I think you touch a nerve regarding despair,. There is something very bleak and lonely about faithless life. It often gets discussed as the problem of nihilism, the loss of all transcendent values in modern culture. Without faith we have to create our own values rather than respond to something eternal, running the risk that our personal assumptions will not be well grounded in any absolute reality. Of course the problem is that the things that are claimed to be absolute values by the church are often wrong. The trouble is how to retain the social capital of the church while entering a dialogue about how it can update its doctrines without falling apart as an institution.
I personally do not think that people can live without faith. I don't mean this in the sense of believing things that are not true, but in the sense of believing things for which they do not have compelling evidence, such as our sense of trust in cultural continuity. Most important, for both atheist and theist, is the idea that there is a bigger purpose and meaning for life than we can articulate and prove, that we are wrapped in an enigma, to paraphrase Churchill.
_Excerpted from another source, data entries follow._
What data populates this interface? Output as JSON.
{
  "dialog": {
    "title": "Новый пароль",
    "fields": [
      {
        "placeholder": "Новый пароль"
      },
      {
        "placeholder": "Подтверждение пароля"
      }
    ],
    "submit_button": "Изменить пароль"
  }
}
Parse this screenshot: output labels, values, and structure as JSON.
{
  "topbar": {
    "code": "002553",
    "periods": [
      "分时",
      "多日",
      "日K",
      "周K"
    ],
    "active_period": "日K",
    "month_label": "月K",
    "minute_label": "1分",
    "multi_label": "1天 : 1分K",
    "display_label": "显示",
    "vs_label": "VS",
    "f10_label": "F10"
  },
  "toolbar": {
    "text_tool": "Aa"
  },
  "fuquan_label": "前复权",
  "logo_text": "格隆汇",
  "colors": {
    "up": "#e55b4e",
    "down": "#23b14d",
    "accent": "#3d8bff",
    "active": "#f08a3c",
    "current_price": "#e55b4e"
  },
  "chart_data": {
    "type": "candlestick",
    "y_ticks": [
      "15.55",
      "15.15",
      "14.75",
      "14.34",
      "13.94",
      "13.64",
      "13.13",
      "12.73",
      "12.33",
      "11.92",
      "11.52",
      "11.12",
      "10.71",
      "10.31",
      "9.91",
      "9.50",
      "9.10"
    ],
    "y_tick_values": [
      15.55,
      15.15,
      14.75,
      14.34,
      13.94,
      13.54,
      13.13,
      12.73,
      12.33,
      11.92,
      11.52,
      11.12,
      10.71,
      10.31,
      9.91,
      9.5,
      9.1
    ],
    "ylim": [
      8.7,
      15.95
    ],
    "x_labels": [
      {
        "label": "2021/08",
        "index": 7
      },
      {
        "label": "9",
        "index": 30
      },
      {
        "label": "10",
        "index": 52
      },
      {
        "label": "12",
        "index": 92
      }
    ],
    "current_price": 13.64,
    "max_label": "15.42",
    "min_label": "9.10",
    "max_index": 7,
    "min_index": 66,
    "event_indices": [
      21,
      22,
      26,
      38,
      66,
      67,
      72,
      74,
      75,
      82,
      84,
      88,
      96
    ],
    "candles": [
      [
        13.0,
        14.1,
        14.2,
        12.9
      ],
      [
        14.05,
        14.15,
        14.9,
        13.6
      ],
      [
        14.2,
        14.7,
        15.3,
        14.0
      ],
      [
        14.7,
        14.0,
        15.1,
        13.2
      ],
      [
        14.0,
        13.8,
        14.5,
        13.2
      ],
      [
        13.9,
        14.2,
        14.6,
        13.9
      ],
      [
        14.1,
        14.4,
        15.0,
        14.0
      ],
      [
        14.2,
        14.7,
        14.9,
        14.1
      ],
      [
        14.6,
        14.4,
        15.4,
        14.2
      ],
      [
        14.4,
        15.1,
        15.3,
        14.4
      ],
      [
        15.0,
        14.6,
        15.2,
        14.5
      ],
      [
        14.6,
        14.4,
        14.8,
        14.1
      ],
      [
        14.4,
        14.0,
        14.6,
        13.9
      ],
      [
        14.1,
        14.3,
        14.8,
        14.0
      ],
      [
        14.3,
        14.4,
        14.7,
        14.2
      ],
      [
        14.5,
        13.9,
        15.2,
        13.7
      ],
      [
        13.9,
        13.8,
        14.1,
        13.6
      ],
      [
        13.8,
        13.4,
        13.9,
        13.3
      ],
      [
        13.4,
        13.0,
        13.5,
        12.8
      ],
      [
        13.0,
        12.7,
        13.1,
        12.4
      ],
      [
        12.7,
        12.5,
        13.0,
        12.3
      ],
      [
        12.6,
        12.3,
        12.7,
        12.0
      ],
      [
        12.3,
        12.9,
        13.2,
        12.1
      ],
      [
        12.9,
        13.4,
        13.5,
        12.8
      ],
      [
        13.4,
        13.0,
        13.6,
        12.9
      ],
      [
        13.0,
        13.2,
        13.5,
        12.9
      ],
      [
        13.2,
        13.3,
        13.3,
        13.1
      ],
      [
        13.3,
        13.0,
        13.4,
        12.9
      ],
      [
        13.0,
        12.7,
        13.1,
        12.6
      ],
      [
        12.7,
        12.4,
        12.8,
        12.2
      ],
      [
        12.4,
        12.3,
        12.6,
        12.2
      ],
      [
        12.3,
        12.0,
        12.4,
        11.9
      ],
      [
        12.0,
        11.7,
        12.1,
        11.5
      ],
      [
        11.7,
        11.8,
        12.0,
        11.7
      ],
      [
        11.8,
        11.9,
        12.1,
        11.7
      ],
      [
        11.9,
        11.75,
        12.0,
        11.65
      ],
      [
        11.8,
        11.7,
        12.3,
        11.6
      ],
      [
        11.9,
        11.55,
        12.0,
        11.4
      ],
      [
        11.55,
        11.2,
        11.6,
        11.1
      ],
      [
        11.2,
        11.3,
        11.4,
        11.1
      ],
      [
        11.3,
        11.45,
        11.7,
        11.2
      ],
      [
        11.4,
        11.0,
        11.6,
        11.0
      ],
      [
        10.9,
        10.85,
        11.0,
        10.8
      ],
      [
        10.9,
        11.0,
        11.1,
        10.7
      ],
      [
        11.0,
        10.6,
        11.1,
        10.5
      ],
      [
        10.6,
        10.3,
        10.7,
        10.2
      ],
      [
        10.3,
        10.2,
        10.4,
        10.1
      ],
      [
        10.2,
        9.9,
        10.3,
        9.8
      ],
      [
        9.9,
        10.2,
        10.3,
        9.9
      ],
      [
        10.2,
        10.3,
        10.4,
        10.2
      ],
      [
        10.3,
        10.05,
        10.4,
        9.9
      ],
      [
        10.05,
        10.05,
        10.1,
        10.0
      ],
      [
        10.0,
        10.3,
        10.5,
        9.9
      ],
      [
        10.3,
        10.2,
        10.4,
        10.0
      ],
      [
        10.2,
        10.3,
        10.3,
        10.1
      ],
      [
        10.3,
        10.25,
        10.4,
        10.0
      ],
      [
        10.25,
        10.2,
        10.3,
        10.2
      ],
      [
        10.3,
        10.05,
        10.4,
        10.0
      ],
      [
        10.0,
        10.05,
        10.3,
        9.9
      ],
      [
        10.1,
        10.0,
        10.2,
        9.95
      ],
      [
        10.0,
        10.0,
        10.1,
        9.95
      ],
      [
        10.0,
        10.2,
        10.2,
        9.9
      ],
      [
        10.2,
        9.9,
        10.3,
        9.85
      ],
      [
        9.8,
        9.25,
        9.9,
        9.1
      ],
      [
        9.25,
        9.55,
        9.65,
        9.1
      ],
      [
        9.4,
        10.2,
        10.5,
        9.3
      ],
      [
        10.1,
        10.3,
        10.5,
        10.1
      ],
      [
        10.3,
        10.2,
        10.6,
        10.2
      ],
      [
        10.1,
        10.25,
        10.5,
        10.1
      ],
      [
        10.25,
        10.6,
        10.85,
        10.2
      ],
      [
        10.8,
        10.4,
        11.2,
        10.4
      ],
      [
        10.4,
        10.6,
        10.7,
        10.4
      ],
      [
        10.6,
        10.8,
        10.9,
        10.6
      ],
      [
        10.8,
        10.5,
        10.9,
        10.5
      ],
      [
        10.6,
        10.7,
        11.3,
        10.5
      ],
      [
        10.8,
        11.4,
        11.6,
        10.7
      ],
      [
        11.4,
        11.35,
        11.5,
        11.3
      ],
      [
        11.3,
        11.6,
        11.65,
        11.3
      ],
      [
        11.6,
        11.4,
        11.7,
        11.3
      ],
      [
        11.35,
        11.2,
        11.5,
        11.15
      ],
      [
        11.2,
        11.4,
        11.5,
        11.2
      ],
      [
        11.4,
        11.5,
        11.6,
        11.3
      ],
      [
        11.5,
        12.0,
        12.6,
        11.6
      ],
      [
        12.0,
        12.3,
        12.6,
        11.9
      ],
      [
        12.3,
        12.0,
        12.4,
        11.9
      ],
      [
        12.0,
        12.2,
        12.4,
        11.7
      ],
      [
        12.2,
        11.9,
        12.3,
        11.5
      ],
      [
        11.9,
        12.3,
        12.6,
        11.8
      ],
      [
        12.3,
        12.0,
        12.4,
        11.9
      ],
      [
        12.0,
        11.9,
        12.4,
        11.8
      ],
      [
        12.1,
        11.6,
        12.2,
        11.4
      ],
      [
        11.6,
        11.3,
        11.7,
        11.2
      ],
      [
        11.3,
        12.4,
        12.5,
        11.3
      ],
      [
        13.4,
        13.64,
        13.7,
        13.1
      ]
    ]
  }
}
Sorry for mentioning Heidegger again, but his situation seems to me to epitomise your problem. He said we live in an age where the Gods have fled. The implication in his existential philosophy was that resolute anticipation of death was the only freedom. I know that is a bit jargonish, but it illustrates his very bleak outlook, where everyone is exposed as lacking any divine support. He later amended this to call for a rekindling of the presence of the Gods, but remained in thrall to nihilism in that he never achieved any faith himself.
Jesus' saying in the Gospel of John 'I am the true vine' is one that illustrates to me the meaning of true faith. It suggests we need a connection to a cosmic reality (God), and without this organic link we find ourselves abandoned to a bleak despair.